We’re currently in the process of setting up a project in MedCATtrainer. We’ve uploaded the vocab.dat and cdb.dat from the UMLS small model. However, when attempting to open the project for annotation, we encounter the following error:
Our understanding is that the project should use the ‘en_core_web_md’ model, as in the config file (cat.general.spacy_model = 'en_core_web_md'). The ‘en_core_web_md’ model is downloaded during the container build.
We would appreciate any help in resolving this issue. Thank you
The earlier medcat model packs shipped with a spacy model named simply spacy_model within the model pack. The same is specified within the config.
When the medcat library loads the model pack, it modifies the value of config.general.spacy_model to point at the to the unpacked model pack folder (currently line 375 of the medcat.CAT module).
However, due to the way MedCATtrainer is built, it only loads the CDB. Not the entire model pack. Thus, this change to the name/path of the spacy model is not done (and wouldn’t be applicable since the spacy model wouldn’t be available at that location).
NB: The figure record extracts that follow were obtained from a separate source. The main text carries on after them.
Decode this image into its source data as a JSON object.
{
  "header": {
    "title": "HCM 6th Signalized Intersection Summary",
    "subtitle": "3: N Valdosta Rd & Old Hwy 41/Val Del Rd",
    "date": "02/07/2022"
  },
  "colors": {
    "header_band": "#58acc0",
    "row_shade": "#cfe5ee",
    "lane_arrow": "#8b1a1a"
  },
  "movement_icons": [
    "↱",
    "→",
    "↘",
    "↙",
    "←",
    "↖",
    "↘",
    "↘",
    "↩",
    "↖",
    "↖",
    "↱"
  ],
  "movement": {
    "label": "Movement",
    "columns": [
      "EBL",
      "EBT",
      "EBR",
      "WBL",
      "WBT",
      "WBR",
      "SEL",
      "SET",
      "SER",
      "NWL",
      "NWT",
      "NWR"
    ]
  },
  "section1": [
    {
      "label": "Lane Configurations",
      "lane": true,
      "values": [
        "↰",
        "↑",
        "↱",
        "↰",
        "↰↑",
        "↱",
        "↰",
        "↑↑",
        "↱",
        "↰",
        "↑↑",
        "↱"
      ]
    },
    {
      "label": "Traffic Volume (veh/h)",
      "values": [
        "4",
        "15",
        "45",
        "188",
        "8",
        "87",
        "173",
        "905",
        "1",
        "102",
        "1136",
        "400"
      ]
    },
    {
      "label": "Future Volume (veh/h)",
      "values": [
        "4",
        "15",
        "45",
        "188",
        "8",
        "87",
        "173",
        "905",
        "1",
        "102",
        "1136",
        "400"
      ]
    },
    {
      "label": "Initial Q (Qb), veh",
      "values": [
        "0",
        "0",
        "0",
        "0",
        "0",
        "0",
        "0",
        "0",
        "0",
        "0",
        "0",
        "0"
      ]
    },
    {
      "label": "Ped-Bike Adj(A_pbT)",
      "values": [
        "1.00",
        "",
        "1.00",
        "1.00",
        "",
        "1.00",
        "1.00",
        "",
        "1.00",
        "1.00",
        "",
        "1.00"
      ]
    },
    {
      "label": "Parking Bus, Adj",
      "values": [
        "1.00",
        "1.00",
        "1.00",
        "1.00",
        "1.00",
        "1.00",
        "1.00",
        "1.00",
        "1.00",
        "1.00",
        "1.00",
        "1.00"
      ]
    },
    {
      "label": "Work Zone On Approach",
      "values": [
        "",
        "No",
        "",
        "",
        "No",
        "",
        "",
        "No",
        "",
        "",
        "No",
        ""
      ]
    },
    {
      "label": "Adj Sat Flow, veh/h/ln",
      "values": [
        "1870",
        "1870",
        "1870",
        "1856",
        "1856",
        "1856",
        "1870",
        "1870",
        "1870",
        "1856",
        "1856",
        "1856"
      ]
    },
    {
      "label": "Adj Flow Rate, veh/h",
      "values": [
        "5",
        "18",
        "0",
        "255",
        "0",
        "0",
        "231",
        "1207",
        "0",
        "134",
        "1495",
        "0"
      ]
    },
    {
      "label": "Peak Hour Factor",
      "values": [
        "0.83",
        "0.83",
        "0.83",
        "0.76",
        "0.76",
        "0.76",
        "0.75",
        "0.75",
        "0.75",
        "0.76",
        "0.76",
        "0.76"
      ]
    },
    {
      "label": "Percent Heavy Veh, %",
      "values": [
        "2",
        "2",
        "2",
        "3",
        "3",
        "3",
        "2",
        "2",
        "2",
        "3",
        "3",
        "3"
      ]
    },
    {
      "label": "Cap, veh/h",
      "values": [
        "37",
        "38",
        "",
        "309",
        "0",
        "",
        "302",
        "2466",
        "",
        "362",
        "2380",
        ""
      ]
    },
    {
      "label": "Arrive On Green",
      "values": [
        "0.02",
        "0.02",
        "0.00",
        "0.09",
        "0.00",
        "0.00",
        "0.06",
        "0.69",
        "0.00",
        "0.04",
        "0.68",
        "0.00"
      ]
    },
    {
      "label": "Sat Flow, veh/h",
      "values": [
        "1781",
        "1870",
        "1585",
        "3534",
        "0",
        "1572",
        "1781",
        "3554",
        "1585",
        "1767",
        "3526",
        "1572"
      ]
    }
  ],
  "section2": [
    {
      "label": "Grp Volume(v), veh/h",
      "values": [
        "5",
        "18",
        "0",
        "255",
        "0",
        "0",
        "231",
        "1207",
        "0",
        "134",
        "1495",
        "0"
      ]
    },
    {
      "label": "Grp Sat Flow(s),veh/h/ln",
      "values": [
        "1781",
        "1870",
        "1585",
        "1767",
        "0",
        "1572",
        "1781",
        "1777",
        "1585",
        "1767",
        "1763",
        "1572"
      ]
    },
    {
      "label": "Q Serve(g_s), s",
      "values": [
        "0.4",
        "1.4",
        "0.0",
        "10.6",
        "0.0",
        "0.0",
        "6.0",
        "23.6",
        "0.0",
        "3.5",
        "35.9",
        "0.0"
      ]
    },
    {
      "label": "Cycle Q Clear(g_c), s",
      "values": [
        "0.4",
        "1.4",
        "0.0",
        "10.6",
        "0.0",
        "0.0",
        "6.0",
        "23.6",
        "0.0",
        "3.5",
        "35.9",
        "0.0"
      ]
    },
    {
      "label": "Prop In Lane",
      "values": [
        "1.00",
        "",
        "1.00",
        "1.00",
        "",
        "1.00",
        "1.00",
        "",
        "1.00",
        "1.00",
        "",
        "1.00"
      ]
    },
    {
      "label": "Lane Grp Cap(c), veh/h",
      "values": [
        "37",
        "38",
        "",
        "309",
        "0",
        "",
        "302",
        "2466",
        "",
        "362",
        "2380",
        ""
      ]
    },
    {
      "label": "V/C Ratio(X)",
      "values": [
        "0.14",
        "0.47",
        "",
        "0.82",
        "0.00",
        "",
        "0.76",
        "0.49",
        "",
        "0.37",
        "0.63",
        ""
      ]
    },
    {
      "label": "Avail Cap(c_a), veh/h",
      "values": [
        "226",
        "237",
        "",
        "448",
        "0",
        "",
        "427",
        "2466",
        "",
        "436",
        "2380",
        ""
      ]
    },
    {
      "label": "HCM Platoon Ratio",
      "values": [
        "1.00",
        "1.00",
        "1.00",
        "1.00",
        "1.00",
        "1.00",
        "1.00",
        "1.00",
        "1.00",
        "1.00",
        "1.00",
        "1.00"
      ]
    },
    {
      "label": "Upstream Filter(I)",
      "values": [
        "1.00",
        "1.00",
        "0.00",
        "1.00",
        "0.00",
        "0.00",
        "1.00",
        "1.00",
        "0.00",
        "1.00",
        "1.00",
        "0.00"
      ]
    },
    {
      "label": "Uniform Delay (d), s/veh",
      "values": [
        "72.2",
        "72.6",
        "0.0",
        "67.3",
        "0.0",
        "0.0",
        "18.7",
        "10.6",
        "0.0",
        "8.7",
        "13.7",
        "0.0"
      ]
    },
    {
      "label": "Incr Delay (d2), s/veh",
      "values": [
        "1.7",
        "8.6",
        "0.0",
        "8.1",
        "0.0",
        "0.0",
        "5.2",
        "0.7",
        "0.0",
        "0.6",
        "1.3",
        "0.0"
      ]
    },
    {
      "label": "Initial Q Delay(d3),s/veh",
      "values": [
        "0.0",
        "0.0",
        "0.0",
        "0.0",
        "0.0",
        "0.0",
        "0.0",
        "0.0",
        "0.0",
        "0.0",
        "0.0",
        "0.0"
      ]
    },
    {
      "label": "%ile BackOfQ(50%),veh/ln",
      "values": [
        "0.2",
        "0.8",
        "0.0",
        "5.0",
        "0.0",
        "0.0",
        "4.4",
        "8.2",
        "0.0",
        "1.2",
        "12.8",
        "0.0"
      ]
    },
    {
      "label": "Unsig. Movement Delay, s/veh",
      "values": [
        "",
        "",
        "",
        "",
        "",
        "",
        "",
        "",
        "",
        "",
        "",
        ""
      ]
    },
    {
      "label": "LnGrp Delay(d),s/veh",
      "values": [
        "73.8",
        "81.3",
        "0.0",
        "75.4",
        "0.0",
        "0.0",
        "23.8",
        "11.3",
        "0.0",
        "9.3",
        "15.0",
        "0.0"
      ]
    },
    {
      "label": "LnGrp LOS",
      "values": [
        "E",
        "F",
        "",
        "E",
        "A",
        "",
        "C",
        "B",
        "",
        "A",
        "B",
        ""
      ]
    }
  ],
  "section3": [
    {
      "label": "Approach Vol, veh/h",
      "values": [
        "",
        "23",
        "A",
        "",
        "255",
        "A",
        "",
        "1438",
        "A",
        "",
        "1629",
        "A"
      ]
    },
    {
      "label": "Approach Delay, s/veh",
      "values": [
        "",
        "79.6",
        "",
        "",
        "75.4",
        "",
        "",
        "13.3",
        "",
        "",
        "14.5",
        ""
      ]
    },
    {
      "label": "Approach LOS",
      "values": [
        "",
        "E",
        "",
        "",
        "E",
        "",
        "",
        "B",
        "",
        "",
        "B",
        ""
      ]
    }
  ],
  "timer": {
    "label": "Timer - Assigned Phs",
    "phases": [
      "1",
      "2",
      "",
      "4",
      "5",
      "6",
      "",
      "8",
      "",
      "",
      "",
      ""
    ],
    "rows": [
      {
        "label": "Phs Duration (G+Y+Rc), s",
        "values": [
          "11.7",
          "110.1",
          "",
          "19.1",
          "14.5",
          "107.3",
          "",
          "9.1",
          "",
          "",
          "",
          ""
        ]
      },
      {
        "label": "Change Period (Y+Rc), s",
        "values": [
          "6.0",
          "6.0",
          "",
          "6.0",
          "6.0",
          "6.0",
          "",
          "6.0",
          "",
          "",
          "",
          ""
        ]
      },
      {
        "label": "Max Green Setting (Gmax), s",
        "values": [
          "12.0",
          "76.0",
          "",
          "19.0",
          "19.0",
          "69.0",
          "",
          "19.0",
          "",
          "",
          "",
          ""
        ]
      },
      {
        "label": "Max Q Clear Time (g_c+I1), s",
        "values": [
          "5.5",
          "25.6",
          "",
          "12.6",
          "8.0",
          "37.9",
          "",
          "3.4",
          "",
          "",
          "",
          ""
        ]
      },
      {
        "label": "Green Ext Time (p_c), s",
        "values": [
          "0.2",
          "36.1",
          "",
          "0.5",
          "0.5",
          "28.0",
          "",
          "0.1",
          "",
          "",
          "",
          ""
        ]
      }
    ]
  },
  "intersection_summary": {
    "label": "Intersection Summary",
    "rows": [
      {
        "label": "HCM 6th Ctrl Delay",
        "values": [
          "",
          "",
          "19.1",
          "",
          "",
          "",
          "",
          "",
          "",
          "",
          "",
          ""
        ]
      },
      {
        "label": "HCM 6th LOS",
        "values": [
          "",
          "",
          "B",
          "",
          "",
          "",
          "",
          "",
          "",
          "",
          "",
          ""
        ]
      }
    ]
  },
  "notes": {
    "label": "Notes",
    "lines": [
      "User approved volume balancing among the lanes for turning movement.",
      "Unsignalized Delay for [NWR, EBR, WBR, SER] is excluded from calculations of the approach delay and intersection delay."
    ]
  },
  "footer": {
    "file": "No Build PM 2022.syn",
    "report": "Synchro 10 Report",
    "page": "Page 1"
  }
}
python update_spacy_model_in_old_cdb.py <cdb_path> to make the fix and overwrite
python update_spacy_model_in_old_cdb.py <cdb_path> <new_cdb_path> to write to a new file
What this script does is rename the spacy model from spacy_model to en_core_web_md (the small UMLS model used the 3.1.0 version of this, but newer ones should also work) and then saves it back to disk. This will allow MCT to successfully load and use the CDB.